Ultrasonic Flow Transmitters Eliminate the Need for Calibration
Clark Solutions has introduced the CSLFC Liquid Ultrasonic Flow Transmitter. These transmitters are designed for measuring flow rates of acoustically conductive liquids, including most clean liquids and many liquids with bubbles and/or entrained solids. CSLFC Ultrasonic Flow Transmitters are engineered for flows up to 4000 GPM in four- to 10-inch pipe, feature no moving parts, excellent long-term stability, no pressure drop, broad fluid compatibility and high accuracy (± 0.75% of full scale) at a lower cost than similar instruments. Wetted materials include ULTEM encapsulated ultrasonic transducers with a choice of EPDM, Buna-N, Neoprene, FKM or other seals and epoxy coated, Schedule 40 carbon steel pipe body material.

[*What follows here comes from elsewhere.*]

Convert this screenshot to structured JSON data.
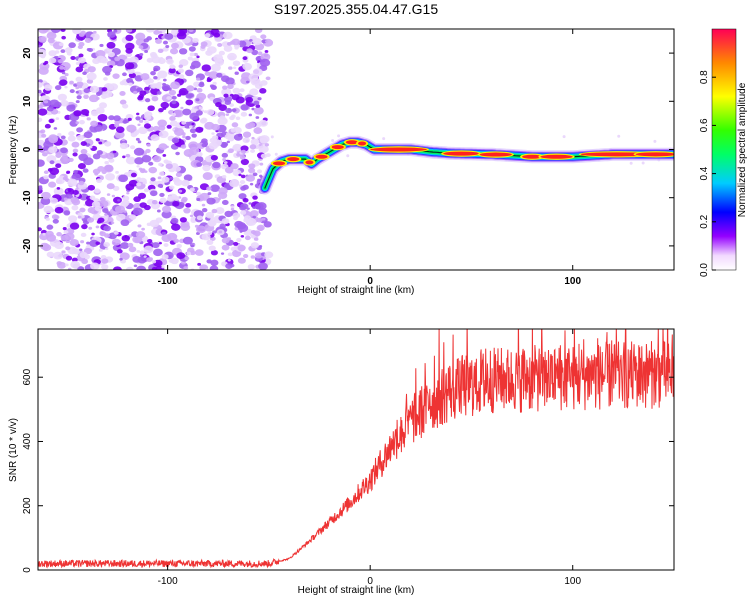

There is no element in the fluid stream to add pressure loss, no moving parts and no hysteresis. The output of the transmitter is unaffected by changes in fluid temperature, density and viscosity as the flow calculation is independent of the speed of sound.
At the heart of the transmitter is a proprietary mixed signal ASIC, which allows sophisticated timing, control and transducer drive circuitry to be combined on a single integrated circuit. The ASIC uses a special algorithm that is an improvement upon the standard single-path measurement technique. Using the "sing around" method, the ultrasonic transducer alternates between transmitting and receiving to measure differences in flight time between upstream and downstream transmissions. A sound pulse is transmitted from an upstream transducer towards a downstream transducer, like a traditional time-of-flight measurement. However, the received sound pulse then triggers a second downstream transmission that then triggers a third, and so on, for a specific number of cycles. This process is repeated in the upstream direction. Because it takes an average flight time over multiple cycles to compute the difference in flight times, this approach yields a significant improvement in timing accuracy when compared with the time-of-flight difference of a single sound pulse in each direction. This algorithm, combined with the pico-second timing resolution of the ASIC, provides the precise time measurement capability necessary for compact, small diameter, ultrasonic meters. The output of the transmitter is unaffected by changes in fluid temperature, density and viscosity, as the flow calculation is independent of the speed of sound.